I was playing around with my children in our toy room. My 6 year old daughter was taking selfies with me on the floor. My 4 year old was jealous and chased her off. As I already took some photos of my 6 year old, I moved on to my 4 year old. I honestly didn’t think anything of it. And then I saw my 6 year old curled up in a corner of a couch, softly sobbing.

I couldn’t get to her right away, but when I did, I came right to her. I sat next to her and hugged her as best I could as she sat curled. Although I usually speak a language of feelings first, she is much more intellectually formidable lately. This happens at age 6. They are less “magical” in their thinking and more “rational.” Intuitively, instead of the feelings-oriented rooting around, “I see you’re sad,” I went straight for the more “rational” question, “What’s wrong honey?” She burst out, “No one cares about me!” She said her younger brother chased her away, and I didn’t even care. Ah. I acknowledged it. I said something to the effect, “Oh, honey. I thought you had already taken photos and it was Henry’s turn. I’m so sorry.”

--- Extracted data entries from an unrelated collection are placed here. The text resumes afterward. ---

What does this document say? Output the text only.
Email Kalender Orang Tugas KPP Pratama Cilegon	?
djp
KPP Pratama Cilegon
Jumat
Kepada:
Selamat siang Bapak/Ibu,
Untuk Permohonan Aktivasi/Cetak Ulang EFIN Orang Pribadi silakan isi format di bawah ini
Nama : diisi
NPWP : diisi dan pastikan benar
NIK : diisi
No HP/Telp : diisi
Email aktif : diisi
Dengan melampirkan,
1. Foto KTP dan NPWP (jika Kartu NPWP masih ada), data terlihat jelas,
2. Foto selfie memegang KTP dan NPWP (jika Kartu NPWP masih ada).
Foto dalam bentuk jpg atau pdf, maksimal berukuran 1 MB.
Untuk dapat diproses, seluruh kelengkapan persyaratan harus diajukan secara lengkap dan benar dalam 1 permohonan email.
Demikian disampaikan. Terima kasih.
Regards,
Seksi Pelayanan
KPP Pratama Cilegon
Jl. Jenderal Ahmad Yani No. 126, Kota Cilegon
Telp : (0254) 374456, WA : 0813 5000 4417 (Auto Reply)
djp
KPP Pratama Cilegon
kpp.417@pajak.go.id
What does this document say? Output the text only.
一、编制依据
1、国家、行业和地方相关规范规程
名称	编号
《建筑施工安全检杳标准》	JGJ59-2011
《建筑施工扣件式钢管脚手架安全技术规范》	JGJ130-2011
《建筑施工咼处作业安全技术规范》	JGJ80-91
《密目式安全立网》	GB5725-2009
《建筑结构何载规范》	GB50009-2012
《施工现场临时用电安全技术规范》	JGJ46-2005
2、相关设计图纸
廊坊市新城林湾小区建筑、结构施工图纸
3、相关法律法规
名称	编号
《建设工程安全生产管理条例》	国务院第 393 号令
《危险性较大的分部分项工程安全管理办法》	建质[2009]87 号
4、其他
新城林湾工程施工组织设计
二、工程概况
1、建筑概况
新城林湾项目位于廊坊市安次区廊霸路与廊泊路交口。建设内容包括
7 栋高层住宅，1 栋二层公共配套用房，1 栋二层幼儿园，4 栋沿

As she sobbed, she hugged me. Truly, this was all it took to heal. I asked her if she wanted to do breathing exercises WITH me. She did. So I said, “and go,” and I breathed a deep breath in. She did the same. Then I breathed out. She did the same. I saw her do this with her dad some months ago and how powerful it was. I thought about how parents sometimes teach these tools as a way to get a child to be “disciplined.” It really shouldn’t be. Rather, this is a powerful tool to help them when they are emotionally out of control. And what better way to do this than skin to skin, belly to belly? Our culture is very anti-touch and doesn’t value this. But I saw it’s power live. Truly, we’ve forgotten how to hug. Book recommendation: Touching The Significance of the Human Skin by Ashley Montagu.

As I sat WITH her I could feel her emotions. I’ve had similar emotions in the past. I wanted to arm her with some more tools should she face this again in the future. I told her when I’m upset like this, sometimes I put a blanket on me. If I’m really sad, I take a bath. Well, “bath” to her is a bit of a chore. It’s not the luxurious mini-spa that it is to me, an adult woman. She protested about taking a bath. So I thought of something that SHE likes to calm HER down. She loves to swing. She does it every single day. I suggested another thing she could do was swing. I asked her if she wanted to do it. She most definitely did.

Zen

I similarly write about having this “warm blanket” when feeling shame here: Soothing Shame: That ‘Warm Blanket’ is So Important.

I think children less need “morals” and “discipline” and need more emotional calming tools when they are out of control. I think emotional calming tools go a far longer way towards the very end of a “moral,” “rational,” calm person that our society tends to find ideal. We have plenty of people preaching “this isn’t about you,” and “if you’re doing bad work harder” and “boy, you afraid of a little hard work?” We are an extremely trauma-afflicted society. Maybe what we need is to calm down all of that exasperation and blind reactivity when felt. Maybe what we need are emotional calming tools TAUGHT to our children, not behavioral control imposed on them to get them to act a certain way. This is one of my main themes in my book Towards Liberalism. Its main message is that human nature is already designed well and our ethics should be one that values nurturing and mentoring children as a top priority. Not coercing them into any man-made ideal.